Horton received so many death threats that he lost count of them.
His parents home in Melbourne was broken into while gangs would sometimes assemble outside the home in the middle of the night banging pots and pans ang throwing faeces and broken glass into their hard. The education technology business that Horton’s father ran was targeted for cyber attacks.
Sun was given an eight-year ban, which was later halved on appeal, even though the judges’ final report was damning, with Sun’s entourage warned on five separate occasions for intimidating witnesses and the female doping officer who conducted the tests asking never to be publicly identified.
The timing was uncanny.
Sun’s appeal was taking place in the middle of the Covid pandemic, right at the same time China was preparing its team for the Tokyo Olympics.
The selected squad included eight swimmers who had just tested positive but were allowed to compete after it was determined they had all been accidentally contaminated.

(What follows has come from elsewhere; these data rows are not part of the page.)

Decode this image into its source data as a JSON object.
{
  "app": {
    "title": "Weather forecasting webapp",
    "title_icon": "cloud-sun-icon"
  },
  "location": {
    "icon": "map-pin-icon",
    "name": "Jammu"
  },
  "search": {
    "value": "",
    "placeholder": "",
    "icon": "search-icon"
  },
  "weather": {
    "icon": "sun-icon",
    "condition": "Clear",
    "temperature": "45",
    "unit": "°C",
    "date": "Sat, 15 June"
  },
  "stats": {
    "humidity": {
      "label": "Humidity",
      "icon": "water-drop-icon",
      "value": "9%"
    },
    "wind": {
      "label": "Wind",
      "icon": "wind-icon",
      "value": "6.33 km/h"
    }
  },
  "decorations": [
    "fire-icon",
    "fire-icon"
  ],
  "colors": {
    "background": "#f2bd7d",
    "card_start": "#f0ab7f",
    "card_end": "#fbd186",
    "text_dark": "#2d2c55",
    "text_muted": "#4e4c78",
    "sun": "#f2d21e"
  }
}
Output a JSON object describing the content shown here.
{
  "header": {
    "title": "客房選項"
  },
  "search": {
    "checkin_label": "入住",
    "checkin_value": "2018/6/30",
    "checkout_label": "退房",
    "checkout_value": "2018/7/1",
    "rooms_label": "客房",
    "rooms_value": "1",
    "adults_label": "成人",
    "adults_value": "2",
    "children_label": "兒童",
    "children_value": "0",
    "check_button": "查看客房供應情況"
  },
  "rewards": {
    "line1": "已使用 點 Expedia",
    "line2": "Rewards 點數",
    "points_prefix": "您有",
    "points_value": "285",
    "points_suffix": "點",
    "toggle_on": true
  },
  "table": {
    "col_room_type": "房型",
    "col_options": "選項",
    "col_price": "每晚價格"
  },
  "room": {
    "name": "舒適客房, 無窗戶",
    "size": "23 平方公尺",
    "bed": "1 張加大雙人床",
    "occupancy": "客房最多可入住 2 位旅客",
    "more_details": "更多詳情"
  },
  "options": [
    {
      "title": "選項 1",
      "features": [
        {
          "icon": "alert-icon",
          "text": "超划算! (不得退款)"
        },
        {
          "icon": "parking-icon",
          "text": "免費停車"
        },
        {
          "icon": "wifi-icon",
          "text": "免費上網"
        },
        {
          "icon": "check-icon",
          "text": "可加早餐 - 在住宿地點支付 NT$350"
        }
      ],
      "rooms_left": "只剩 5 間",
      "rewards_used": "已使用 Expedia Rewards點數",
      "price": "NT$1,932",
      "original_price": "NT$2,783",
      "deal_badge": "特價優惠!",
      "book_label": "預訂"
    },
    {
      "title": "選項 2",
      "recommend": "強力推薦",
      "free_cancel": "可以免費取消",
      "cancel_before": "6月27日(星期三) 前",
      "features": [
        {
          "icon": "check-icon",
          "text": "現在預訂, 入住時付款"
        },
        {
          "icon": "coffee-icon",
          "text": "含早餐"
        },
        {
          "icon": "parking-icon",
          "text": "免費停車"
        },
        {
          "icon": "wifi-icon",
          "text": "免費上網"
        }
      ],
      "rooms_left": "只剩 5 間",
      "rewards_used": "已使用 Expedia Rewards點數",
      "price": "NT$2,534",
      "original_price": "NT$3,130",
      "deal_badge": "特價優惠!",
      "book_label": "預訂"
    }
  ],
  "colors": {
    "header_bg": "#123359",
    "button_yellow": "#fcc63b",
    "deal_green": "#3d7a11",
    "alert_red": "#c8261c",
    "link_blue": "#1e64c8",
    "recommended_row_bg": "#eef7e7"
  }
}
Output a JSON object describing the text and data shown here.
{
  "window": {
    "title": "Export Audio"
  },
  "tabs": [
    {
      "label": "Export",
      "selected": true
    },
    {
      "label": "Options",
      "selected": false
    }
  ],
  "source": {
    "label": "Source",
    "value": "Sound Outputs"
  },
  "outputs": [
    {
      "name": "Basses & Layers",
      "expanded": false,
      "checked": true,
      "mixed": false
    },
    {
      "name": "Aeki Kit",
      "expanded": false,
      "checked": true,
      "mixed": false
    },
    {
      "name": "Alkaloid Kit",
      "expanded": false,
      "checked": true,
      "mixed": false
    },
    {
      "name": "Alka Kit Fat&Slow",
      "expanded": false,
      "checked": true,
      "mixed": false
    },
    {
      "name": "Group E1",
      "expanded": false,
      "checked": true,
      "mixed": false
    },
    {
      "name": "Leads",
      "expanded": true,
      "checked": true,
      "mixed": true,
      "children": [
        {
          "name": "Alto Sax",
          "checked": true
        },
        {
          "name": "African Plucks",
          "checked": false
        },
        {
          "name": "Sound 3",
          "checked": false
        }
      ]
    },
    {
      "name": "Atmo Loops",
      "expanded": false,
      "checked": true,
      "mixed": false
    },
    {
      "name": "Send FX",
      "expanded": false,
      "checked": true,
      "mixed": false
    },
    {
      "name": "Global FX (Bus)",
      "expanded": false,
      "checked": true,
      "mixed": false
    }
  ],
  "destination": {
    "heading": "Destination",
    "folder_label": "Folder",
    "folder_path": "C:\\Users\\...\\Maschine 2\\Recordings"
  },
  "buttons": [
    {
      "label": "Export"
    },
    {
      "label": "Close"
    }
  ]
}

FINA was also undergoing a major change of leadership, naming China’s Zhou Jihong as the first female vice-president of the rebranded World Aquatics.
A former gold medal-winning diver, she soon found herself in hot water at Tokyo after she verbally abused a New Zealand judge for not awarding higher marks to the Chinese competitors.
The incident only came to light through a whistleblower who was a member of the official Diving Technical committee but reminded why speaking up against China sometimes comes at a price.
Zhou received a warning while the informant later lost his spot on the committee.